In Italia le critiche sul Meccanismo europeo di stabilità (Mes) e sulla proposta di riforma dell’architettura istituzionale del suo trattato fioccano da ogni parte. Sono arrivate alle prime pagine dei giornali quelle di Matteo Salvini che, a detta del premier Giuseppe Conte, ha partecipato ai tempi dell’esecutivo gialloverde a tavoli tematici sulla riforma del “fondo salva-Stati”. Ben più interessanti, invece, quelle di esponenti del mondo economico e giornalistico di più diversa formazione.

Paolo Savona, presidente della Consob, ha affondato in maniera netta, e critiche esplicite sono arrivate da Banca d’Italia per voce del governatore Ignazio Visco. L’economista marxista Vladimiro Giacchè ha, in audizione alla Camera, smontato la riforma del Mes, ma lo stesso ha fatto l’ex capoeconomista di Confindustria Giampaolo Galli, membro dell’Osservatorio sui conti pubblici di Carlo Cottarelli.

La critica più feroce è però arrivata dal condirettore di Milano Finanza ed ex alto funzionario dell’Antitrust Roberto Sommella che in un editoriale sul suo quotidiano ha preso una posizione decisa: sotto accusa in particolare i nuovi meccanismi di controllo con cui il fondo salva-Stati interverrebbe per verificare la compliance tra i parametri di debito e finanze pubbliche di un Paese e le possibilità di interventi preventivi a sostegno del rafforzamento degli stessi.

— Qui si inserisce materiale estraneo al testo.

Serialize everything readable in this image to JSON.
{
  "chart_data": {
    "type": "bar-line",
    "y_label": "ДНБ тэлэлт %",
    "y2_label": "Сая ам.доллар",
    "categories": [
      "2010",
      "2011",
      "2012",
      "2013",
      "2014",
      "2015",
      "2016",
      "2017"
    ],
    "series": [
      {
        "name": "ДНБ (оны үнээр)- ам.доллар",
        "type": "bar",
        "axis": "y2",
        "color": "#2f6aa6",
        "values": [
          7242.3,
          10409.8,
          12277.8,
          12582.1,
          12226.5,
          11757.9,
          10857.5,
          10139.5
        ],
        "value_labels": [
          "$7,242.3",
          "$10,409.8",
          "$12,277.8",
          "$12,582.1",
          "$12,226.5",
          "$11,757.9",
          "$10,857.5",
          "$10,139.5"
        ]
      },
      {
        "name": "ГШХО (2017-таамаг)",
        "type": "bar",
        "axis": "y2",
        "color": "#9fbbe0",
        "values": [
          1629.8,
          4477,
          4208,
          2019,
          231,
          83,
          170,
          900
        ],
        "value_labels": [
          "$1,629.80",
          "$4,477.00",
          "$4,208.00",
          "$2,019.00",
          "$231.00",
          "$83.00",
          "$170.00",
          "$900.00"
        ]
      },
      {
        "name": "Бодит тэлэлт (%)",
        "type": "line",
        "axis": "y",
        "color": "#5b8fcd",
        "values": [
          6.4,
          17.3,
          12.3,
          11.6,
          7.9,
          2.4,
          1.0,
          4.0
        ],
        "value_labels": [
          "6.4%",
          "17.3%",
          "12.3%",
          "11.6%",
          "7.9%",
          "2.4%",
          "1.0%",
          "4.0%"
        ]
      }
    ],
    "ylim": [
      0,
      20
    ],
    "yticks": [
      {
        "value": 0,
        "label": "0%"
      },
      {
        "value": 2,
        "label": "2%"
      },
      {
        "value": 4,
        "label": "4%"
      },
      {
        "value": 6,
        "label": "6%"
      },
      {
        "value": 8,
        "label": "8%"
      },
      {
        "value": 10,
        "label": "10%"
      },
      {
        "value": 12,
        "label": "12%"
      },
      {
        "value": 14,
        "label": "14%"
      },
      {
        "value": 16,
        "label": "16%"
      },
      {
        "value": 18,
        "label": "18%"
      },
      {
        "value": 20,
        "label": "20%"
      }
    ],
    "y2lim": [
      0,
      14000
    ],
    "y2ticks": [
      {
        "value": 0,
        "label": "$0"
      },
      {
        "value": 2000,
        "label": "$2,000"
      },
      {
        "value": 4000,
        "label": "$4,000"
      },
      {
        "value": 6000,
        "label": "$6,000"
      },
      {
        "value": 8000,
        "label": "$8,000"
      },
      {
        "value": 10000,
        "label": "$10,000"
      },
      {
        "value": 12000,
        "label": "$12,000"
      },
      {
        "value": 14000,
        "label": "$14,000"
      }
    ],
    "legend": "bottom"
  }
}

“Gli strumenti messi a disposizione dalla nuova troika formata dal board dell’Esm, dalla Commissione Ue e dalla Bce, rischiano infatti di avere condizioni così stringenti da rendere il meccanismo inefficace”, fa notare Sommella nel suo editoriale. “I criteri per accedere alla linea di credito precauzionale condizionata potrebbero addirittura lasciare fuori proprio gli Stati che ne avrebbero maggior bisogno. Come offrire le medicine a chi è sano e negarle invece a chi sta per morire”. Nei giorni in cui la Grecia celebra l’apoteosi della macelleria sociale e dell’austerità, che ha portato il surplus di bilancio al 3,5% mentre servizi e sanità sono allo sfascio, un paragone calzante.

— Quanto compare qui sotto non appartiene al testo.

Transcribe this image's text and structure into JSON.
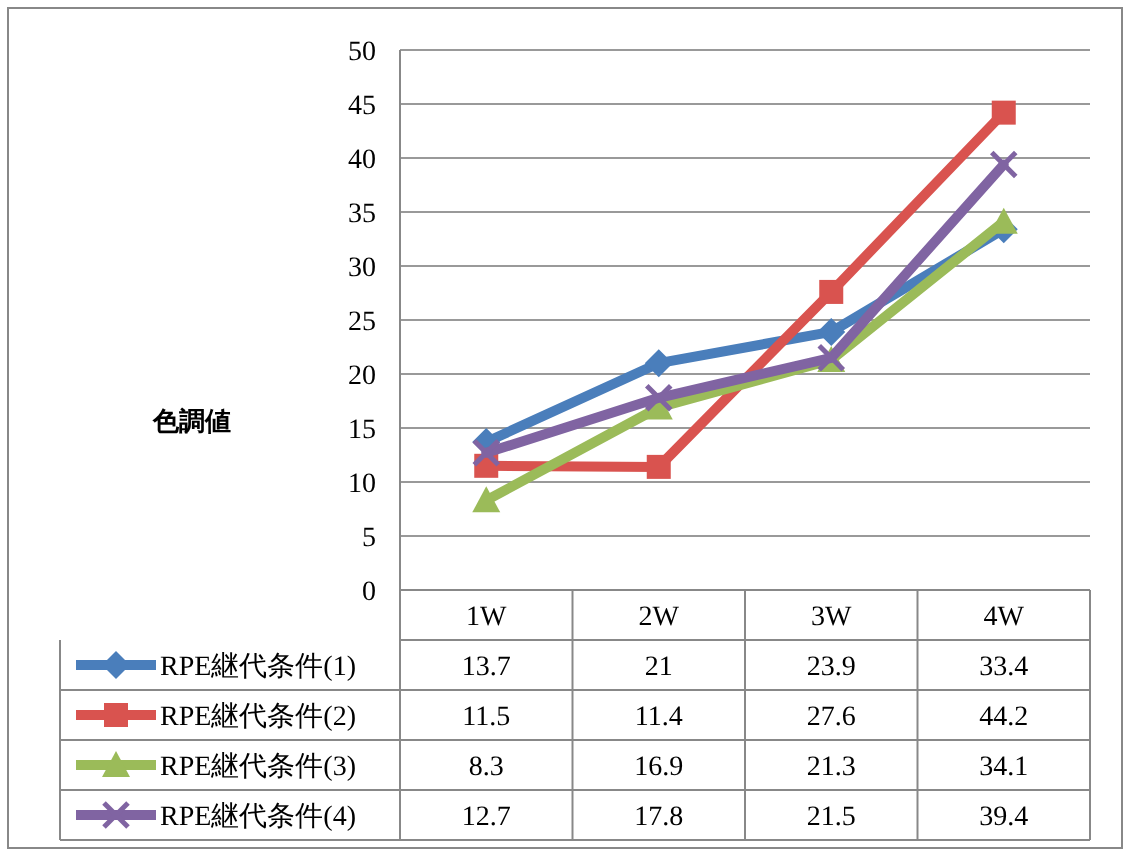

I Paesi che ora come ora potrebbero far richiesta al Mes per assistenza sarebbero, secondo il think tank Bruegel, solo dieci su 19 nell’area euro. Resterebbero fuori quei Paesi (Italia, Francia, Spagna e Grecia tra gli altri) che non presentano soddisfatte le condizioni di due anni di deficit sotto il 3% del Pil e debito sotto il 60%. Non a caso la madrina della riforma è la Germania merkeliana, che non avrebbe d’altro canto problemi a ricorrevi qualora uno choc colpisse il suo sistema ancora tutto sommato solido. Così è infatti designata l’architettura del Mes riformato che sarà discusso nelle prossime settimane: a premunire dal dissesto Paesi in salute colpiti da situazioni estemporanee gravi.

Come potrebbe essere, ad esempio, la Germania in caso di deterioramento definitivo del sistema bancario incentrato su Deutsche Bank. Sempre più in rotta e ora intenta a giocare la carta dell’automazione per tornare su livelli elevati di redditività, a prezzo di migliaia di posti di lavoro, mentre il titolo è precipitato a 6,60 euro ad azione (-60% di capitalizzazione dal 2007). Mentre Commerzbank, che ha dimezzato il suo patrimonio, non se la passa meglio. La riforma del Mes è dunque silurata anche da un convinto europeista come Sommella, che al sostegno per le istituzioni comunitarie unisce però un’attenta capacità di analisi dei problemi della governance economica europea. La tesi dell’editorialista è chiara e netta: la Germania con questa riforma punta a salvare solamente se stessa. A mascherare da interesse europeo il suo interesse nazionale, come già successo a più riprese in passato. Riusciranno a rendersene conto nel governo di Roma?